Сознаюсь, что у меня замерло сердце и высохло во рту. Но всё равно было хорошо, очень хорошо.

Капитана Гегалашвили и Виктора качали. Капитан держал руки у бёдер и молча взлетал наверх, как кукла. Видно было, что он очень доволен тем, что его качают. А Виктор, Виктор! Он махал руками в воздухе, переворачивался, кричал, и мне всё время казалось, что его вот-вот уронят и Виктор разобьётся о мостовую порта. Но этого не случилось. Когда Виктора поставили на мостовую, он улыбался и, по всему видно было, остался очень доволен.

Дома нас ждал праздничный стол. Так было всегда, когда отец возвращался из плавания. Но в этот раз мы вернулись вдвоём. Мама поцеловала отца, потом меня, и я увидел, что у неё мокрые глаза и щёки.

После обеда мы с отцом спали.

В общем, ничего особенного не произошло.

Нет, произошло!

Утром я вскочил раньше обычного, и первое, что бросилось мне в глаза, — клубничное варенье в вазочке, которая стояла посередине стола. В соломенной хлебнице был хлеб.

Помывшись, я подбежал к шкафу и раскрыл дверцы.

— Тебе что? — спросила Муся. — Колбаса и сыр на столе. Я достала, пока ты мылся.

— А-а, — неопределённо сказал я.

В это утро завтрак казался мне особенно вкусным.

В школу я вышел в одно время с Муськой. Какой-то парнишка обогнал меня и стукнул школьной сумкой по спине. В другое время я бы наподдал ему — будь здоров! — а в то утро только посмотрел вслед и засмеялся тому, как он улепётывал от меня, смешно, по-медвежьи выбрасывая ноги.

Мне было радостно оттого, что все вокруг спешили в школу, оттого, что я слышал, как пел за работой Иван Яковлевич.

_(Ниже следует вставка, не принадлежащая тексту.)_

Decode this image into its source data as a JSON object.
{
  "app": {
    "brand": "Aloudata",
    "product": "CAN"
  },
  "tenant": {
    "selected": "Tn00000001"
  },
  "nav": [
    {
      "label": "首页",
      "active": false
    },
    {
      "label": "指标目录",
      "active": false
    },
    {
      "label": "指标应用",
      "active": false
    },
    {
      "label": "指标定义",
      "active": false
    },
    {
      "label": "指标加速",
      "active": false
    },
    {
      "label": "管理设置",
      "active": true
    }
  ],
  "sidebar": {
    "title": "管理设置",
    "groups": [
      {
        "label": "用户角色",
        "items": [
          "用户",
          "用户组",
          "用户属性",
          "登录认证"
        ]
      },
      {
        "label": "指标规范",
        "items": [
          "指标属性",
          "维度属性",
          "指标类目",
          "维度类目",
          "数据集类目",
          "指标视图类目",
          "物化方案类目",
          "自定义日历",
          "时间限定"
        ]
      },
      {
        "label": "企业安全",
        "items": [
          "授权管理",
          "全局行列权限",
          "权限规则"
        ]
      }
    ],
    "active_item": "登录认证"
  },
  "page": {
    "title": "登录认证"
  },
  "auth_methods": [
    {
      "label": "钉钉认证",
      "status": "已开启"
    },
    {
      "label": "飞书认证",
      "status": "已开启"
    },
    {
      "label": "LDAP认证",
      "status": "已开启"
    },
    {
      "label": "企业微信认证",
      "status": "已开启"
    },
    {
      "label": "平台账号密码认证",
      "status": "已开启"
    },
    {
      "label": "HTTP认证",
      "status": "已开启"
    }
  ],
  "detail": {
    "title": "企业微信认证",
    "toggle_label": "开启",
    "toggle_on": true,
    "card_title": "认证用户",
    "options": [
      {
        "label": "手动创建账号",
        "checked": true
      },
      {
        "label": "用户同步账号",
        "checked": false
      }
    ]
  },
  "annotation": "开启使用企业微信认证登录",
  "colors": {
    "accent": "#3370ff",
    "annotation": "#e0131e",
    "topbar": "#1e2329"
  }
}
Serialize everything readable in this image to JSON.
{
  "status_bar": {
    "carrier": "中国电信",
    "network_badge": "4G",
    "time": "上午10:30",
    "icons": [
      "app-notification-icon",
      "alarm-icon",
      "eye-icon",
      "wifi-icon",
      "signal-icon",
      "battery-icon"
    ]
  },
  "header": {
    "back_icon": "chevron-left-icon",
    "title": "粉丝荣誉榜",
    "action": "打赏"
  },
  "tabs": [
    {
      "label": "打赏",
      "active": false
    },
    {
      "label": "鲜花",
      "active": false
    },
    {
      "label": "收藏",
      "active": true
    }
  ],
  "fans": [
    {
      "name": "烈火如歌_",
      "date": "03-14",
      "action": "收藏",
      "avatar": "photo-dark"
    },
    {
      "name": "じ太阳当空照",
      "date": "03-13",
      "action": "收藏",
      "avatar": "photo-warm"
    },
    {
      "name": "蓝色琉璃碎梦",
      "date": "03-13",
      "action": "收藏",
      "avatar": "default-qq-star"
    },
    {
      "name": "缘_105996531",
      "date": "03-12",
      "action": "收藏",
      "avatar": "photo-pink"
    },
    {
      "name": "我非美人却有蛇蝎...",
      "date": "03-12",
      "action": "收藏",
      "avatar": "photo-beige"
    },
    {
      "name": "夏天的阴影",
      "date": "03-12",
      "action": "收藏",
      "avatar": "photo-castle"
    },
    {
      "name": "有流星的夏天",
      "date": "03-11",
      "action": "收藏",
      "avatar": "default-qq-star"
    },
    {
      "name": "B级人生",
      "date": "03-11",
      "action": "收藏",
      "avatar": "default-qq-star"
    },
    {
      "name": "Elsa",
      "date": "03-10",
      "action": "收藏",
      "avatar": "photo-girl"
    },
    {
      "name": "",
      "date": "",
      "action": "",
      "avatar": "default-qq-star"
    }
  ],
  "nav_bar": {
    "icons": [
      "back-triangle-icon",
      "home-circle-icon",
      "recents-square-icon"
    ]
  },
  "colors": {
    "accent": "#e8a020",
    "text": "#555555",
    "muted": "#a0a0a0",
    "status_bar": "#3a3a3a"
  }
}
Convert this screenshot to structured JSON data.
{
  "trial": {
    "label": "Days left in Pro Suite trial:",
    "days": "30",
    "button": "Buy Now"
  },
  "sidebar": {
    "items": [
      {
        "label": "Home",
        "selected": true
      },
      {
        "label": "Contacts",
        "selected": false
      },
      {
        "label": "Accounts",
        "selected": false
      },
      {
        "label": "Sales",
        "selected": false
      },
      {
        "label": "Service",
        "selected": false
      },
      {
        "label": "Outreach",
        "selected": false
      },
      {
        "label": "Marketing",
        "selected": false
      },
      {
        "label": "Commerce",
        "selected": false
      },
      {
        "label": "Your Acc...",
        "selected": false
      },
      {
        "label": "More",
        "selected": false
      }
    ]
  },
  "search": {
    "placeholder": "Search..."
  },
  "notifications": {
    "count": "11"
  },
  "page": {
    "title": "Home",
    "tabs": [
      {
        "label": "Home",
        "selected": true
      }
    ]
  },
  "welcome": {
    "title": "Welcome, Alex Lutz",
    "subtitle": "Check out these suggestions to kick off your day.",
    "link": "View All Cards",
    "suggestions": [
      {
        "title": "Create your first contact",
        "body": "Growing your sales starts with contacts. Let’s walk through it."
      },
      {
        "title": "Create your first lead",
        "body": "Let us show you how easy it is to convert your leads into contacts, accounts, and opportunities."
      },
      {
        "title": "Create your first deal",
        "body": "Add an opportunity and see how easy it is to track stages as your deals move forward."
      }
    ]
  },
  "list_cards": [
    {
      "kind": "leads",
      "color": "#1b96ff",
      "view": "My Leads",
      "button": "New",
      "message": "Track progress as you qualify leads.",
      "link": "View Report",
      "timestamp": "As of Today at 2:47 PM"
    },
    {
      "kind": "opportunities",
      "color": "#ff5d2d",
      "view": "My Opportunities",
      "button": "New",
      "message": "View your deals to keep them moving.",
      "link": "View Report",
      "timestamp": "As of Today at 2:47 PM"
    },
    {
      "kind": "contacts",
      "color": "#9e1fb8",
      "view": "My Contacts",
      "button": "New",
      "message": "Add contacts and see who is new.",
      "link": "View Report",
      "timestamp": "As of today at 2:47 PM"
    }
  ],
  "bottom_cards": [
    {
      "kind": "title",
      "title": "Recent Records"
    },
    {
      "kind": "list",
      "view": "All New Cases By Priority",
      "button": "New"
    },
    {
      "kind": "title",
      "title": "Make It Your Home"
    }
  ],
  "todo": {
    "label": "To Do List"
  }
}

Как только я вошёл в класс, мне бросилась в глаза Серафима Петровна. Почему это сегодня я обратил на неё внимание? Она стояла у второй парты, хотя урок ещё не начался. Всё было как-то необычно. Форточка ещё открыта, дежурный вытирает доску, почти все парты пусты. А за второй партой новый ученик.

— Заходи! — говорит мне Серафима Петровна. — Знакомься. У нас сегодня в классе новенький.

Я протягиваю руку круглоголовому, лобастому, стриженому парнишке и думаю: «Где я видел его? Вроде бы знаком он мне и незнаком. Не пойму что-то».

А парнишка говорит:

— Андрейка!

— Андрейка? Так ты же Хрум-Хрум.

Он нагибает голову — глаза в пол — и произносит чуть слышно:

— Да, это я…

Мама Серафима Петровна (Андрейка называет её мамой) уходит, а спустя несколько минут приходит учительница Серафима Петровна. Я смотрю на неё и думаю: как жаль, что у меня нет фотоаппарата. Вот бы её сейчас заснять. Нет, теперь наша учительница не хватается за все предметы, чтобы не упасть. Волосы её кажутся ещё белее, но это оттого, что лицо Серафимы Петровны загорелое.